Я смотрел, как она протягивает руку и берет клинок. Негромкий смешок, бережное поглаживание рукоятки. Она приспустила плат и нежно поцеловала оружие, после чего оно скрылось во тьме ее одеяний.
– Не пойми меня неправильно, – заметил я, – но твой дедуля – скотина.
Негромкий вздох. Плат остался опущенным.
– Против правды не попрешь, ее невозможно понять неправильно.
– Это твой дед глаголет?
– Священные книги.
– Вот как? – Я глянул поверх травы. Мне бы встать и пойти, взломать логово Хирона, пока не стало слишком поздно. Я не пошевелился. – Что говорят эти книги об изменении правды?
– Что ты имеешь в виду? Ложь?
– Нет, не ложь.
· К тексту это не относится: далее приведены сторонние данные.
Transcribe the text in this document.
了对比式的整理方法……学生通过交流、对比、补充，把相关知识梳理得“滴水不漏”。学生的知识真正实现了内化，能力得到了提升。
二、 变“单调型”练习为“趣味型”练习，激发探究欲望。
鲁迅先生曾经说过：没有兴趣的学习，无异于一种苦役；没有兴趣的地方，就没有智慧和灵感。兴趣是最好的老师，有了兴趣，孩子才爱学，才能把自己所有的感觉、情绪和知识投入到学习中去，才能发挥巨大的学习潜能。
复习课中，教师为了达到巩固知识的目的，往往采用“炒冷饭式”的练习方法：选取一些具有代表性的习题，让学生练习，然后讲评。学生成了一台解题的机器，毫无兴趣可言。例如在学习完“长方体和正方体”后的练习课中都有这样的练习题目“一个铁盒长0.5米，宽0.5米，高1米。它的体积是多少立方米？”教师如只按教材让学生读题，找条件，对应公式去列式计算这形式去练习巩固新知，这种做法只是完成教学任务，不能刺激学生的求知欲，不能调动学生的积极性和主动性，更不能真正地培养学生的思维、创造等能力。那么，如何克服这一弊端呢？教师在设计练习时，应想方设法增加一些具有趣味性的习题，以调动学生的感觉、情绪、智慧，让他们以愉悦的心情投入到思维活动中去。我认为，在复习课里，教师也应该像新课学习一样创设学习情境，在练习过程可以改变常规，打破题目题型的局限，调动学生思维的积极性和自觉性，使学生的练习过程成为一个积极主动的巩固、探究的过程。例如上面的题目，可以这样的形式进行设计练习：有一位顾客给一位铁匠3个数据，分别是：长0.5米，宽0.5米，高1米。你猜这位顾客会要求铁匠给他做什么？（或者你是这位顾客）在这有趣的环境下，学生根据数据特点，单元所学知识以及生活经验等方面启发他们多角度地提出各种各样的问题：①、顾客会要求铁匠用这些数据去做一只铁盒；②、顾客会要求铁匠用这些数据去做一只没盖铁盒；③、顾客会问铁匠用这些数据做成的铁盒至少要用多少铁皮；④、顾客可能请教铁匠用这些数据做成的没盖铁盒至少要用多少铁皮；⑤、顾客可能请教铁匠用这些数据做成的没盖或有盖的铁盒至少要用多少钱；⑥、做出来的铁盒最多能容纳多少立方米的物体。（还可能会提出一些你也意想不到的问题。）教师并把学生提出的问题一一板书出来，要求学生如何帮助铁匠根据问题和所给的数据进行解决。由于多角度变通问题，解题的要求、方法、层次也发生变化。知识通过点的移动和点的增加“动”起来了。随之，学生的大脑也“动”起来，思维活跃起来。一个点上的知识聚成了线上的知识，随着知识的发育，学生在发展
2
Противоположность правды не обязательно ложь.
– Но… что же тогда? – Ариба прищурилась с сомнением и в то же время с любопытством.
– Другая правда, – ответил я. – Отличная. Та, которую творишь для себя.
«А не дедушке доверяешь», – подумал я.
– Я не… – Она покачала головой. – Как это – «творить правду»? Нечто либо истинно, либо нет.
– Пока не коснется тебя. Когда касается, ты можешь сам решить, что для тебя является правдой. – Я заглянул в ночь, обдумывая мое положение и события, которые привели меня в это место. – В каком-то смысле, так или иначе.
Ариба долго смотрела на меня.
– Ты ведь о дедушке моем говоришь? – Голос дрогнул, как и все ее существо. – Ты предлагаешь сказать ему, что я не моя мать. Поверь, он знает. Мне ежедневно напоминают об этом.
– Нет, – возразил я. – Я предлагаю послать его к черту и уйти.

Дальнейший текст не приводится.